Wild Card Games Cap Months Long Seasons
• Playoff baseball caps long season for division titles and home-field advantages.
After the 2011 season, Major League Baseball expanded its postseason, adding the win-or-go-home wild card game.
Previously, one team that earned the wild card spot, making them the best team in their respective league to not win their division, would be guaranteed a spot in the division series. But with the amended postseason, the two best teams in each league to not win their division face each other in a winner-take-all, single-elimination game. The winner goes to the division series, and the loser goes home for the winter.
Wild card games have provided some of the most memorable, exciting and heart-stopping moments in baseball over the past nine years. However, it is still a heavily debated postseason topic for a reason that has been illustrated over the course of 2021. The Los Angeles Dodgers won 106 games during the season. But the only team in baseball to have a better record than the Dodgers happened to be the division-rival San Francisco Giants.
Because of this, the second-best team in baseball had to face the St. Louis Cardinals in a single-elimination wild card game. So, is the current MLB postseason format a fair way to determine a World Series champion?
There is one question that needs to be answered in order to argue for or against the wild card game: How much does winning your division matter? Major League Baseball’s current format gives a huge advantage to teams that win their division.
If a team wins its division, it is guaranteed a spot in the division series, a best-of-five series. Also, division winners are guaranteed home-field advantage against wild card teams up until the World Series.

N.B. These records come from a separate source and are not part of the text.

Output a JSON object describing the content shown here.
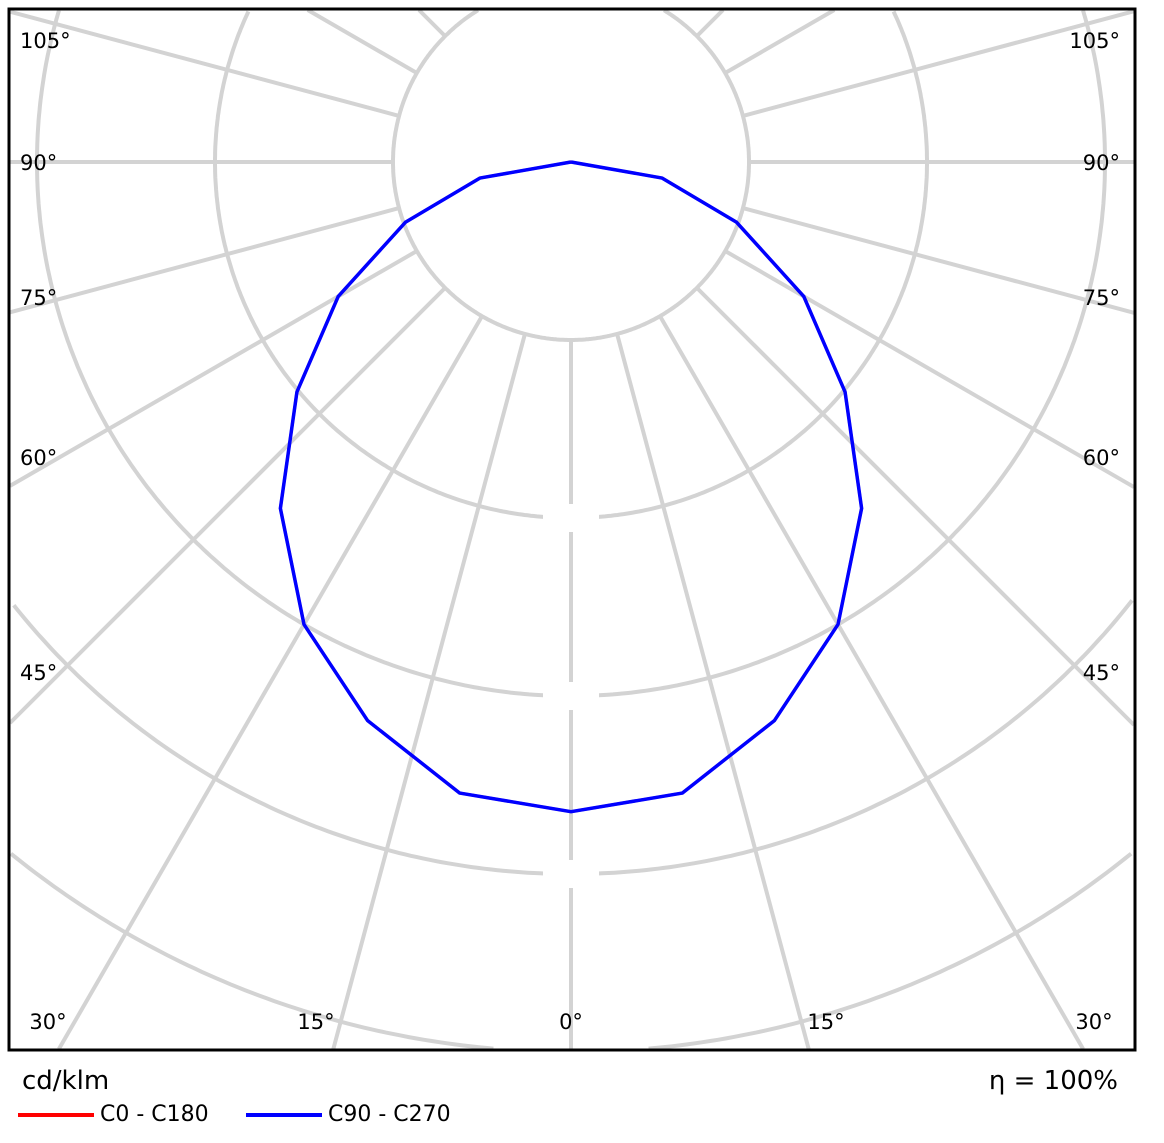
{
  "chart_data": {
    "type": "polar-line",
    "unit_label": "cd/klm",
    "efficiency_label": "η = 100%",
    "angle_tick_labels": {
      "left": [
        "105°",
        "90°",
        "75°",
        "60°",
        "45°"
      ],
      "right": [
        "105°",
        "90°",
        "75°",
        "60°",
        "45°"
      ],
      "bottom": [
        "30°",
        "15°",
        "0°",
        "15°",
        "30°"
      ]
    },
    "angles_deg": [
      0,
      10,
      20,
      30,
      40,
      50,
      60,
      70,
      80,
      90
    ],
    "series": [
      {
        "name": "C0 - C180",
        "color": "#ff0000",
        "values": [
          3.65,
          3.6,
          3.34,
          3.0,
          2.54,
          2.01,
          1.51,
          0.99,
          0.52,
          0
        ]
      },
      {
        "name": "C90 - C270",
        "color": "#0000ff",
        "values": [
          3.65,
          3.6,
          3.34,
          3.0,
          2.54,
          2.01,
          1.51,
          0.99,
          0.52,
          0
        ]
      }
    ],
    "grid": true,
    "legend_position": "bottom-left"
  }
}
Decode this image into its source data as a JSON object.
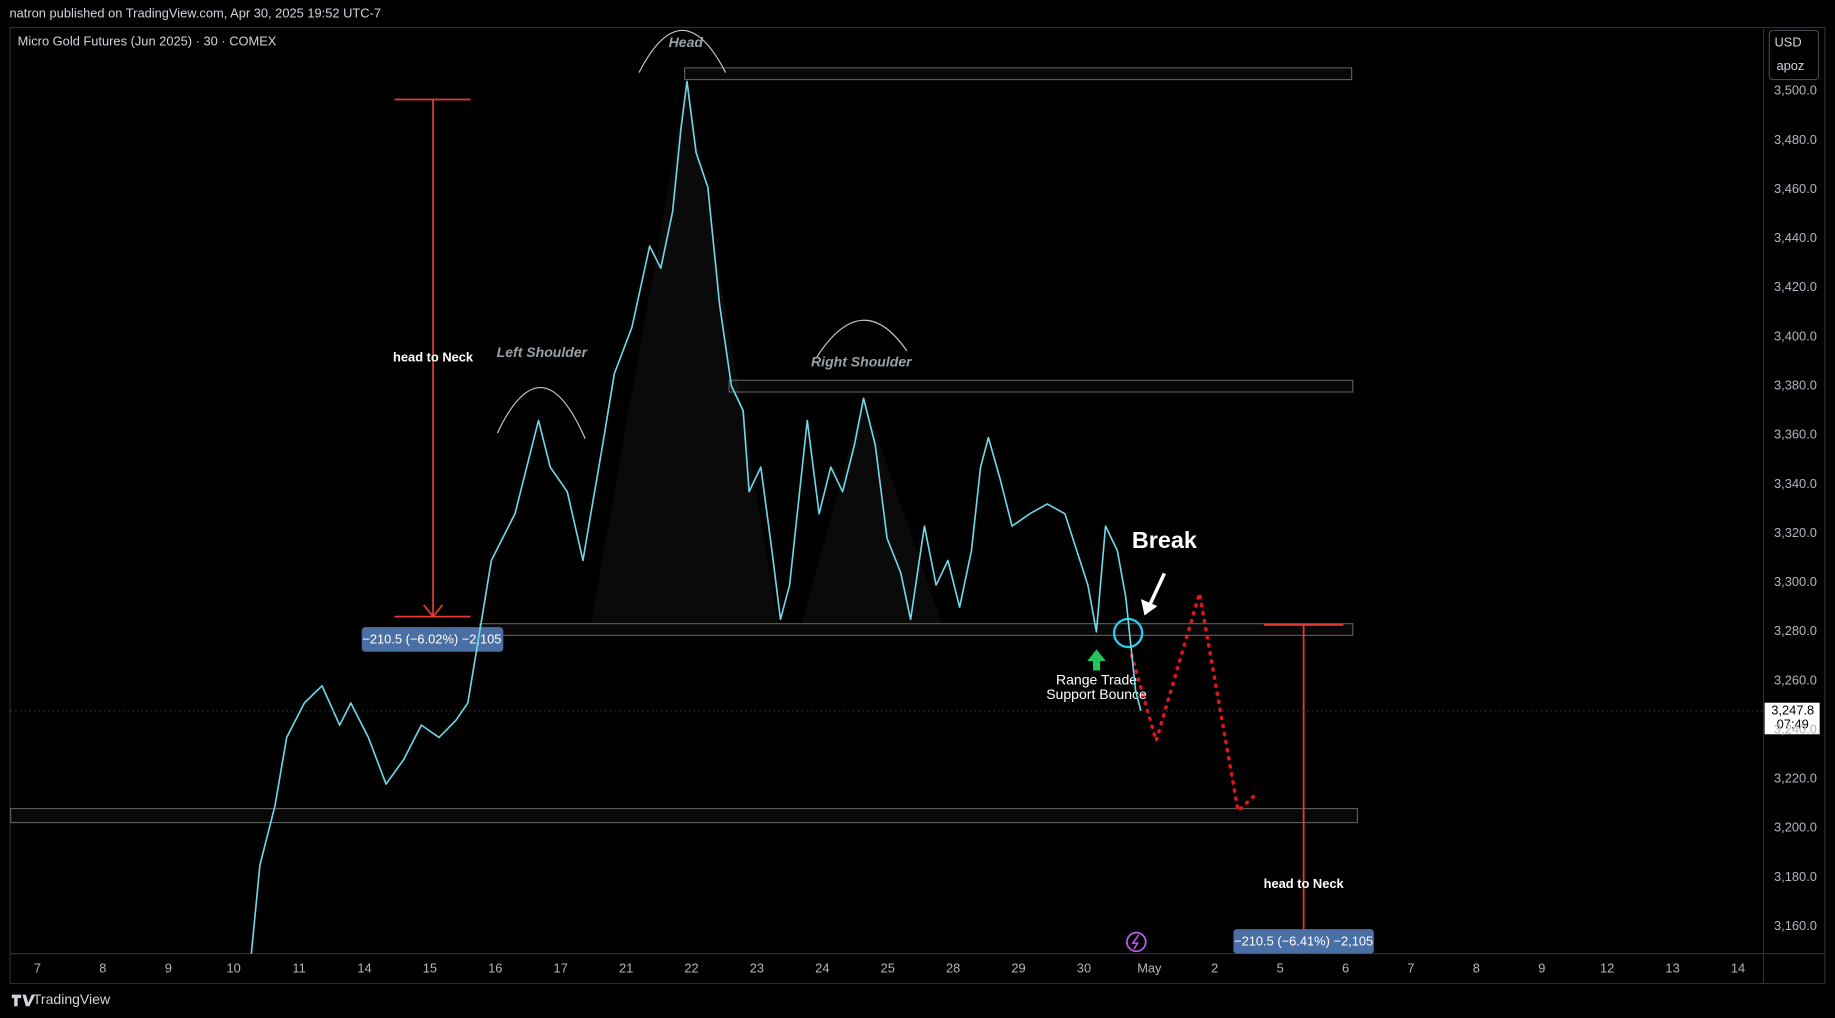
{
  "header": {
    "published": "natron published on TradingView.com, Apr 30, 2025 19:52 UTC-7",
    "symbol": "Micro Gold Futures (Jun 2025) · 30 · COMEX",
    "currency": "USD",
    "user": "apoz",
    "footer": "TradingView"
  },
  "chart_data": {
    "type": "line",
    "xlim": [
      -0.41,
      26.39
    ],
    "ylim": [
      3149,
      3525.7
    ],
    "xticks": [
      {
        "value": 0,
        "label": "7"
      },
      {
        "value": 1,
        "label": "8"
      },
      {
        "value": 2,
        "label": "9"
      },
      {
        "value": 3,
        "label": "10"
      },
      {
        "value": 4,
        "label": "11"
      },
      {
        "value": 5,
        "label": "14"
      },
      {
        "value": 6,
        "label": "15"
      },
      {
        "value": 7,
        "label": "16"
      },
      {
        "value": 8,
        "label": "17"
      },
      {
        "value": 9,
        "label": "21"
      },
      {
        "value": 10,
        "label": "22"
      },
      {
        "value": 11,
        "label": "23"
      },
      {
        "value": 12,
        "label": "24"
      },
      {
        "value": 13,
        "label": "25"
      },
      {
        "value": 14,
        "label": "28"
      },
      {
        "value": 15,
        "label": "29"
      },
      {
        "value": 16,
        "label": "30"
      },
      {
        "value": 17,
        "label": "May"
      },
      {
        "value": 18,
        "label": "2"
      },
      {
        "value": 19,
        "label": "5"
      },
      {
        "value": 20,
        "label": "6"
      },
      {
        "value": 21,
        "label": "7"
      },
      {
        "value": 22,
        "label": "8"
      },
      {
        "value": 23,
        "label": "9"
      },
      {
        "value": 24,
        "label": "12"
      },
      {
        "value": 25,
        "label": "13"
      },
      {
        "value": 26,
        "label": "14"
      }
    ],
    "yticks": [
      {
        "value": 3160,
        "label": "3,160.0"
      },
      {
        "value": 3180,
        "label": "3,180.0"
      },
      {
        "value": 3200,
        "label": "3,200.0"
      },
      {
        "value": 3220,
        "label": "3,220.0"
      },
      {
        "value": 3240,
        "label": "3,240.0"
      },
      {
        "value": 3260,
        "label": "3,260.0"
      },
      {
        "value": 3280,
        "label": "3,280.0"
      },
      {
        "value": 3300,
        "label": "3,300.0"
      },
      {
        "value": 3320,
        "label": "3,320.0"
      },
      {
        "value": 3340,
        "label": "3,340.0"
      },
      {
        "value": 3360,
        "label": "3,360.0"
      },
      {
        "value": 3380,
        "label": "3,380.0"
      },
      {
        "value": 3400,
        "label": "3,400.0"
      },
      {
        "value": 3420,
        "label": "3,420.0"
      },
      {
        "value": 3440,
        "label": "3,440.0"
      },
      {
        "value": 3460,
        "label": "3,460.0"
      },
      {
        "value": 3480,
        "label": "3,480.0"
      },
      {
        "value": 3500,
        "label": "3,500.0"
      }
    ],
    "grid": false,
    "series": [
      {
        "color": "#6fd6e6",
        "x": [
          3.27,
          3.4,
          3.63,
          3.81,
          4.08,
          4.35,
          4.62,
          4.79,
          5.06,
          5.33,
          5.6,
          5.87,
          6.14,
          6.4,
          6.58,
          6.76,
          6.94,
          7.3,
          7.66,
          7.84,
          8.1,
          8.34,
          8.46,
          8.64,
          8.82,
          9.09,
          9.36,
          9.53,
          9.71,
          9.84,
          9.93,
          10.07,
          10.25,
          10.43,
          10.61,
          10.79,
          10.88,
          11.06,
          11.23,
          11.36,
          11.5,
          11.77,
          11.95,
          12.13,
          12.31,
          12.49,
          12.63,
          12.81,
          12.99,
          13.2,
          13.35,
          13.56,
          13.74,
          13.92,
          14.1,
          14.28,
          14.42,
          14.54,
          14.72,
          14.9,
          15.17,
          15.44,
          15.71,
          15.89,
          16.06,
          16.19,
          16.33,
          16.51,
          16.64,
          16.79,
          16.87
        ],
        "values": [
          3149,
          3185,
          3209,
          3237,
          3251,
          3258,
          3242,
          3251,
          3237,
          3218,
          3228,
          3242,
          3237,
          3244,
          3251,
          3280,
          3309,
          3328,
          3366,
          3347,
          3337,
          3309,
          3328,
          3356,
          3385,
          3404,
          3437,
          3428,
          3451,
          3485,
          3504,
          3475,
          3461,
          3413,
          3380,
          3370,
          3337,
          3347,
          3313,
          3285,
          3299,
          3366,
          3328,
          3347,
          3337,
          3356,
          3375,
          3356,
          3318,
          3304,
          3285,
          3323,
          3299,
          3309,
          3290,
          3313,
          3347,
          3359,
          3342,
          3323,
          3328,
          3332,
          3328,
          3313,
          3299,
          3280,
          3323,
          3313,
          3294,
          3256,
          3247.8
        ]
      }
    ],
    "price_badge": "3,247.8",
    "countdown": "07:49",
    "annotations": {
      "head": "Head",
      "left_shoulder": "Left Shoulder",
      "right_shoulder": "Right Shoulder",
      "measure_left": "head to Neck",
      "measure_right": "head to Neck",
      "measure_left_value": "−210.5 (−6.02%) −2,105",
      "measure_right_value": "−210.5 (−6.41%) −2,105",
      "break": "Break",
      "bounce_1": "Range Trade",
      "bounce_2": "Support Bounce"
    }
  }
}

This means that it’s possible for a wild card team to not have home-field advantage against a significantly worse team. Winning your division gives you a huge advantage throughout the postseason.
Many ask why winning your division should matter. Well, each team plays significantly more games against division opponents than against teams in the rest of their league. Teams play division opponents 19 times each season, while they play other opponents in their league just six or seven times. If winning your division doesn’t or shouldn’t matter, then why do teams play division opponents so much more than they play the rest of the league?
Another important question to ask is whether or not the wild card game devalues the regular season. Some argue that playing a one-game playoff after a 162 game season throws out the past six months of baseball. However, others argue that the wild card game actually puts more emphasis on the regular season. After all, if the Dodgers had won two more games in 2021, they would have won their division and clinched home-field advantage throughout October.
Though it is heavily debated, the wild card game provides must-see TV for baseball fans. Given that it is one game that decides a team’s fate, it creates incredible moments year in and year out. And that’s a good thing for Major League Baseball.